PERCHE' E COME ADOPERARE FIBRE ORGANICHE PER RINFORZARE MALTE

Alessandro Bachiorrini e Giovanna Foghini

Università degli Studi di Udine - Dipartimento di Scienze e Tecnologie Chimiche

La Bibbia ci conferma che l’usanza di adoperare fibre organiche per rinforzare materiali ceramici per l’edilizia è molto antica.

C’è anzi da dire che, dal tempo di Ramesses II (se non da prima) fino alla metà dell’ottocento, l’unico modo conosciuto per ridurre il comportamento fragile dei materiali ceramici era quello di legarli con fibre organiche naturali.

Nel 1849 (d.C.) J. Monier iniziò la produzione di vasi in malta rinforzata con rete metallica e, subito dopo, (nel 1850) W. Wilkinson iniziò quella di travi in calcestruzzo armato con cavi in acciaio.

D’allora in poi, pian piano, le fibre organiche vennero abbandonate e reti, cavi e profilati d’acciaio presero il loro posto per svariati motivi ma, soprattutto, per via delle resistenze molto elevate che esso poteva assicurare.

Nel ventesimo secolo la ricerca scientifica ha portato sul mercato una caterva di fibre organiche artificiali.

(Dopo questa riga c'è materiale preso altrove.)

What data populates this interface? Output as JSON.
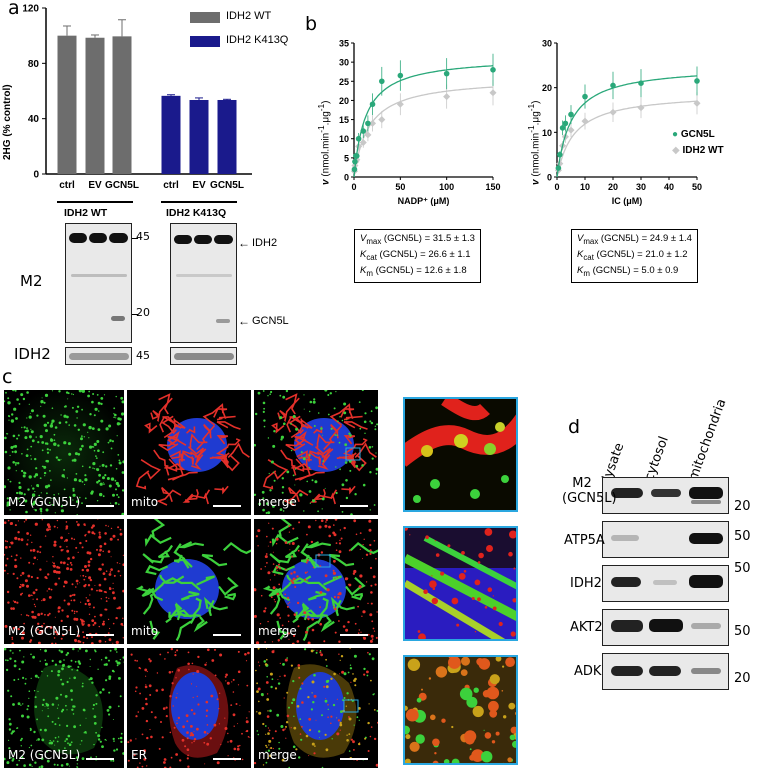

Molte di esse hanno un comportamento meccanico prossimo a quello delle fibre metalliche sicchè oggi si rivedono elementi ceramici per l’edilizia rinforzati con fibre organiche.

In ogni caso si tratta di materiali compositi in cui la matrice ceramica è ottenuta per via chimica e non per trasformazione termica di materie prime naturali. In altri termini si tratta di malte o calcestruzzi fibro-legati. Occorre anche dire che, almeno per ora, le fibre organiche non sono usate come vere armature ma solo per controllare il ritiro idraulico e che tale limitazione è solo in parte dovuta alla diffidenza delle maestranze nei riguardi delle resistenze meccaniche dei materiali plastici o alla necessità di rispettare le norme di settore. Infatti, una volta stabilite le qualità e quantità di cemento e inerte, le proprietà meccaniche di malte e calcestruzzi armati dipendono soprattutto da tre fattori (rapporto a/c, consistenza e quantità di fibre) che, purtroppo, si influenzano reciprocamente.

Le ricerche sperimentali fatte all’Università di Udine hanno evidenziato molto bene la complessità del problema.

Infatti da una parte, per avere resistenze meccaniche molto grandi, occorre:

- impiegare una gran quantità di cemento (più o meno tanto cemento, quanto inerte),
- usare inerte fine (sabbia o sabbia fine),
- aggiungere fumo di silice o altro materiale submicronico a reattività pozzolanica,tenere molto basso il rapporto a/c (< 0,30),
- mantenere la consistenza dell’impasto fresco a livello di liquido aggiungendo additivo superfludificante.

Ma, dall’altra parte, per eliminare il comportamento fragile del composito indurito, occorre introdurre una quantità di fibre tuttaltro che piccola.

E’ evidente che più cemento, fumo di silice, e sabbia fine si adoperano (cioè più è alta la superficie da bagnare) e, nel contempo, maggiore è la fluidità dell’impasto, più occorrerà aggiungere superfluidificante per tener basso il rapporto a/c.

Ma più superfluidificante si adopera e più la presa e l’indurimento si dilazionano nel tempo il che si traduce in un limite di aggiunta da non oltrepassare se si vuol trovar beneficio nell’uso del superfluidificante.

A quel punto non resta che: o aumentare il rapporto a/c, o accontentarsi di una consistenza meno fluida.

E’ chiaro che aggiungendo all’impasto anche le fibre la
questione si complica ancor più. E con le fibre organiche non è affatto semplice arrivare ad un equilibrio ottimale dei tre fattori a causa del fatto che la maggior parte di quelle impiegabili allo scopo hanno superficie specifica elevatissima. Lo si vede bene dalle curve sforzo flettente / deflessione della Figura 1.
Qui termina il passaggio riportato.